Un motivo frecuente para usar ubicaciones distintas es necesitar un orden de prioridad diferente para los servicios según dónde estés. Por ejemplo, en el trabajo quieres que el Mac use siempre primero Ethernet y solo tire de Wi‑Fi si se desconecta el cable, mientras que cuando teletrabajas quizá te conviene justo lo contrario.

Desde el panel de Red de Ajustes del Sistema (o Preferencias del Sistema en versiones anteriores), puedes reordenar los servicios para cambiar su prioridad dentro de cada ubicación. De este modo, el Mac intentará utilizar primero el servicio situado en la parte superior de la lista, siempre que esté disponible.

Si hay un servicio que no quieres que se utilice en absoluto en una ubicación concreta, puedes desactivarlo en lugar de borrarlo.

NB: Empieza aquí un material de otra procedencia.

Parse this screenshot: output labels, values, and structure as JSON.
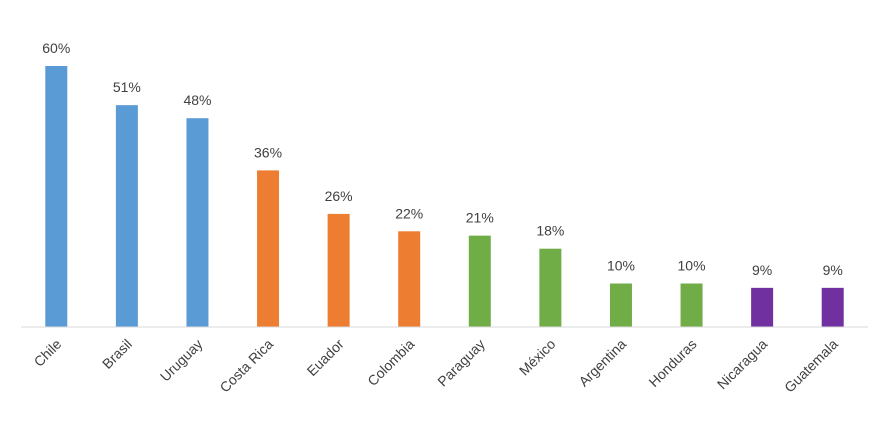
{
  "chart_data": {
    "type": "bar",
    "categories": [
      "Chile",
      "Brasil",
      "Uruguay",
      "Costa Rica",
      "Euador",
      "Colombia",
      "Paraguay",
      "México",
      "Argentina",
      "Honduras",
      "Nicaragua",
      "Guatemala"
    ],
    "values": [
      60,
      51,
      48,
      36,
      26,
      22,
      21,
      18,
      10,
      10,
      9,
      9
    ],
    "value_labels": [
      "60%",
      "51%",
      "48%",
      "36%",
      "26%",
      "22%",
      "21%",
      "18%",
      "10%",
      "10%",
      "9%",
      "9%"
    ],
    "colors": [
      "#5b9bd5",
      "#5b9bd5",
      "#5b9bd5",
      "#ed7d31",
      "#ed7d31",
      "#ed7d31",
      "#70ad47",
      "#70ad47",
      "#70ad47",
      "#70ad47",
      "#7030a0",
      "#7030a0"
    ]
  }
}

En macOS Ventura y posteriores, haz clic con la tecla Control pulsada sobre el servicio activo que quieres anular (por ejemplo, un adaptador Ethernet que no usas) y elige “Desactivar servicio” en el menú contextual.

En versiones anteriores de macOS, selecciona el servicio en la lista y usa el menú de acción que hay debajo de la lista de interfaces para elegir también “Desactivar servicio”. El servicio seguirá existiendo, pero no se usará en esa ubicación mientras permanezca desactivado.

Todo esto se combina a la perfección con el acceso a unidades de red: si te aseguras de que tu conexión principal funciona y está priorizada correctamente, las probabilidades de que tus volúmenes SMB, AFP o similares se monten y mantengan la conexión de forma estable son mucho mayores.

Por último, si en algún momento no ves las opciones de ubicaciones, prioridad de servicios o desactivación tal y como se han descrito, conviene verificar que tienes instaladas las últimas actualizaciones de macOS, ya que Apple ha ido cambiando gradualmente la interfaz de Red entre versiones.

Con todo lo anterior, ya tienes una visión completa de cómo acceder, fijar y automatizar unidades de red en macOS: desde el acceso básico mediante Finder y servidores recientes, pasando por la organización en ubicaciones de red y la priorización de servicios, hasta herramientas de automatización como AppleScript o clientes específicos como Cyberduck y soluciones de escritorio remoto. Combinando estas piezas, puedes conseguir un comportamiento muy similar (o incluso más flexible) que el clásico mapeo de letras de unidad en Windows, pero adaptado a la filosofía y posibilidades del ecosistema Mac.